Only a few people know the indescribable feeling of seeing a leopard in the wild. Well……. seeing them mating is the ultimate for any leopard lover.

We have been so fortunate to see two leopards mating at one of the pans close to our lodge. They even allowed us to view them for as long as half an hour. Definitely one of the highlights of my guiding career as these guys are very elusive and secretive animals.
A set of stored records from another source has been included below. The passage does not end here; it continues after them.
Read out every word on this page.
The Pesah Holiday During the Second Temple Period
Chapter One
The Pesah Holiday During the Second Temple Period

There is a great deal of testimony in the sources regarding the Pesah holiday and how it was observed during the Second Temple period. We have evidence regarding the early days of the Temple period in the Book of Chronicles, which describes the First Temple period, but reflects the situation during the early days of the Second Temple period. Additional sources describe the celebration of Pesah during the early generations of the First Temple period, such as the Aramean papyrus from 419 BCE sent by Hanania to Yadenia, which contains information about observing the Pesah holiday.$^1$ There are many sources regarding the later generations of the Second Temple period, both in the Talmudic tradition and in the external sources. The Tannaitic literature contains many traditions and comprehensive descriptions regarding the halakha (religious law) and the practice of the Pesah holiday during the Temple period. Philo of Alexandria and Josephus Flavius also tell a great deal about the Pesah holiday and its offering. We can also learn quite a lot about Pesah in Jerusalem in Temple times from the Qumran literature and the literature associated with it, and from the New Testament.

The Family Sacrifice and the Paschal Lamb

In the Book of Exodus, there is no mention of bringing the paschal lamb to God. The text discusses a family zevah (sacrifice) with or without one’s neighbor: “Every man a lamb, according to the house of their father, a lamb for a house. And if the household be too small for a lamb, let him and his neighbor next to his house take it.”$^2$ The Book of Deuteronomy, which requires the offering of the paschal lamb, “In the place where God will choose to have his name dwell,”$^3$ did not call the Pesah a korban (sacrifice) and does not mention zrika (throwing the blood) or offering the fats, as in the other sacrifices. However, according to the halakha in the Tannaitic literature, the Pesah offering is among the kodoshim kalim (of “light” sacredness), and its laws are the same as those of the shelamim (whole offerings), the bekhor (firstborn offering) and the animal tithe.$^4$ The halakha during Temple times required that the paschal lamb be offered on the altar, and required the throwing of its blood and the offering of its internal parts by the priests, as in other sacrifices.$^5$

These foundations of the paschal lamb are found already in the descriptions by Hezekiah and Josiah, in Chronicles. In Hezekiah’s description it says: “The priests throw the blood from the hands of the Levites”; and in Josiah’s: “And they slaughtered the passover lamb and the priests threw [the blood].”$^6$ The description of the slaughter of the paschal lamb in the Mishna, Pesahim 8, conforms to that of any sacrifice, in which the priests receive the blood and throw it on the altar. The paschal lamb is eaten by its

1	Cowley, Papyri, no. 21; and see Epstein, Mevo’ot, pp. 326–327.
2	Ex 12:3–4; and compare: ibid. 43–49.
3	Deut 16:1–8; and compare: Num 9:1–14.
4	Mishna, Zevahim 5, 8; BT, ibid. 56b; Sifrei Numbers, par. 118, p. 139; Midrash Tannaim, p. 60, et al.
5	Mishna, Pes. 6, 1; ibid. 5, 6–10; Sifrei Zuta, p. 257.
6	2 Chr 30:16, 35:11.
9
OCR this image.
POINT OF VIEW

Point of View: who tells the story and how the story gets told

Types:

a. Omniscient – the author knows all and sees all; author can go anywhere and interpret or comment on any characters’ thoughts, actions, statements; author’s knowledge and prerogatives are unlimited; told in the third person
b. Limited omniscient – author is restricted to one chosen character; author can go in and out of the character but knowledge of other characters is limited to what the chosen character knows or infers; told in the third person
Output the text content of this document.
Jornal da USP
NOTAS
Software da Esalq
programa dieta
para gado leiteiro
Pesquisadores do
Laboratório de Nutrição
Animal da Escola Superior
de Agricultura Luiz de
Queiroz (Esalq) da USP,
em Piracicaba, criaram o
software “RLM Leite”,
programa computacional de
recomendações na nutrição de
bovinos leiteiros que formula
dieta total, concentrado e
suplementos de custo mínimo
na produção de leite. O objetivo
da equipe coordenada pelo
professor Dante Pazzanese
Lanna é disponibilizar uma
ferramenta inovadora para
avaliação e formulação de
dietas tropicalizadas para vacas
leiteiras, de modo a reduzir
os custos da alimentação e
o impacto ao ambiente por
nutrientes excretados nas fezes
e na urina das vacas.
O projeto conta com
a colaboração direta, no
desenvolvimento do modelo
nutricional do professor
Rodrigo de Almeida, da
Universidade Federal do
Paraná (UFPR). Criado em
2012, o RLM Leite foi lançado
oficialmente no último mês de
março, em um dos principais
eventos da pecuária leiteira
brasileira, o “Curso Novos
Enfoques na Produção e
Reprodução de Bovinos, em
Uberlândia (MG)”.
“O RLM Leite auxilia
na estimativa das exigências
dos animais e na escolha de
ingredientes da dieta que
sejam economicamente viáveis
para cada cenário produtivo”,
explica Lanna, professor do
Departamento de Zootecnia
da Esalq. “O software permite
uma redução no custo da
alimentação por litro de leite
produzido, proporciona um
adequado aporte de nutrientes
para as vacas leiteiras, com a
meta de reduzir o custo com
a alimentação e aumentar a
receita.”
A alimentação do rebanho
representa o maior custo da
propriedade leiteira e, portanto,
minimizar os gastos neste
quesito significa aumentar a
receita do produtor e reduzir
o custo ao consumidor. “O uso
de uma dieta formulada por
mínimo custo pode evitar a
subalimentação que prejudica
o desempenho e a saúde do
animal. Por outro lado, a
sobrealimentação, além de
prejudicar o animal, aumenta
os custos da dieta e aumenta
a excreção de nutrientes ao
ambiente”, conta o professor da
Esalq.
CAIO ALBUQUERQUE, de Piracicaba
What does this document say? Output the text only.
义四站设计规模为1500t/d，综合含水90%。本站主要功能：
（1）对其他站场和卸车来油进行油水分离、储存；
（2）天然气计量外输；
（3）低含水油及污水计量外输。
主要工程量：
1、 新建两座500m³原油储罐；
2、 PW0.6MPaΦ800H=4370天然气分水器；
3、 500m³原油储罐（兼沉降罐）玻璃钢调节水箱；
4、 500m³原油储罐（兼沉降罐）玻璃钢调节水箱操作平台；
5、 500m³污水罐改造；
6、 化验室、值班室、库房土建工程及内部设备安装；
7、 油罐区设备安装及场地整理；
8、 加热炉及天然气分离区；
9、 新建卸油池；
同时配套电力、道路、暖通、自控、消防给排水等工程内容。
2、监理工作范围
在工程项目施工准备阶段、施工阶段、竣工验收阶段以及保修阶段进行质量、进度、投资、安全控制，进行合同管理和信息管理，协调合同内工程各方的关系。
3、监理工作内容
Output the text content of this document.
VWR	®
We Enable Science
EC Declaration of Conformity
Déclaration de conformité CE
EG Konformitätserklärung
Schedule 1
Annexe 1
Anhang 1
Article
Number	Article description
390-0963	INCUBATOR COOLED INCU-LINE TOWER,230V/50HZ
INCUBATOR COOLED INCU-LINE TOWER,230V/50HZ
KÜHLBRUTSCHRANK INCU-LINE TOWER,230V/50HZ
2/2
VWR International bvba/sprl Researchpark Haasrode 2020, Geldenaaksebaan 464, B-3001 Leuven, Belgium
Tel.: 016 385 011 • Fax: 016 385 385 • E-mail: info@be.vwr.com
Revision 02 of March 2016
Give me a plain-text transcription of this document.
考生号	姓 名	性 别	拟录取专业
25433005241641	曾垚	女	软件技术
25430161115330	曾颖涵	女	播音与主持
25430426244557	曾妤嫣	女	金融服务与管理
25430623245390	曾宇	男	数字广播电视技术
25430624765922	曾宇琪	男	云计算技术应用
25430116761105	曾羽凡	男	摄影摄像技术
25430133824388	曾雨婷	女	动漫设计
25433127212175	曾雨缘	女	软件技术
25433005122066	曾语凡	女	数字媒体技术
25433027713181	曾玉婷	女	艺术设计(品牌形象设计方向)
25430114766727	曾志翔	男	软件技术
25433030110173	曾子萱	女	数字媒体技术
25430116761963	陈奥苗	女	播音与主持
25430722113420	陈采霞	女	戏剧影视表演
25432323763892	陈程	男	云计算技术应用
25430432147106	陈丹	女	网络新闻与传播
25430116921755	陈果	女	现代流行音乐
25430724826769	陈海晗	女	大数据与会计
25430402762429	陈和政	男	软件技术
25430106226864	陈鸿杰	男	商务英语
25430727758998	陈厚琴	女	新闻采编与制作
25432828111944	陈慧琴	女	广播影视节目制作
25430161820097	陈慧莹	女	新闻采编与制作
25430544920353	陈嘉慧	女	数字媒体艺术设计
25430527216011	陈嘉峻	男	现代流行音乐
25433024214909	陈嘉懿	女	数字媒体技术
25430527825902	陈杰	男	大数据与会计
The area around our lodge has been very active the last few months. All of the big five have made their appearance at the waterhole, and some even a couple of times. Especially elephants have been making their appearance almost daily.
We even had a few kills right by the lodge. Two young lions called the Etali youngsters killed a blue Wildebeest right by our main access and stayed in the area for a few days feeding. They are also becoming better and better hunters. Not too long ago they killed a young giraffe, which is quite an achievement for two lions of their age. Also my favorite the two Sereti males made a Buffalo kill also not too far from the Lodge. These two brothers, a territorial coalition in the North West is growing up and starting to look like real big males as their manes are getting bigger and darker each day.



The buffalo in Madikwe has always been known as the ghosts of Madikwe amongst the Guides because you only got to see them at night and they are most likely running away and disappearing quickly. Nowadays they have become a lot more relaxed and allowing us better sightings of them even in daytime. One of the areas where they have been seen often at day time is just north of our lodge and we have found them there many times. I recall an event of a few weeks ago where they where just here in front of the lodge and we watched a lioness and four young lions trying to catch one of them. The young lions being inexperienced hunters did not achive any success and there were a few close calls where they nearly got scooped by those big horns as they where chased away from the young buffalos.


Another memorable event was one morning when one of the loner buffalo bulls, known as ”dagga boys” by the rangers, passed right in front of our vehicle and made everyone hold their breaths for a few seconds until he moved off.



There is also a territorial coalition of lions in the South Western corner of the park. These are two big males and sometimes have three females around with them.


As the south is fairly quiet ,these lions are your main reason for driving to the south. We have been blessed with some good sightings of them down there and were even lucky enough to see them on a few kills.



Our wild dogs are also doing very well, and as there are two packs in the Reserve now I am happy to say that the smaller pack known as the Breakaway pack is about to have a few new additions to their group.  I cant wait to go see them, and I’m sure neither can you.



Speaking of new additions, the lioness called the Etali female has had another litter of cubs. She is the mother of the previous two young lions I mentioned. These four new bundles of joy have became quite relaxed with vehicle presence now and we saw them a few times with their mother and the two Sereti males eating on a elephant carcass in the area. Though these guys did eat a bit of meat with their mom, they particularly enjoyed climbing to the top of the carcass and playng around there. Yet another great sighting.



As known by everyone that has visited our Reserve before, the sunsets over Madikwe is absolutely beautiful, thus allowing us with the perfect setting for many unforgettable sundowners.



Time for me to go see yet another one of those, and I hope you join me soon and also experience some more of natures beauty.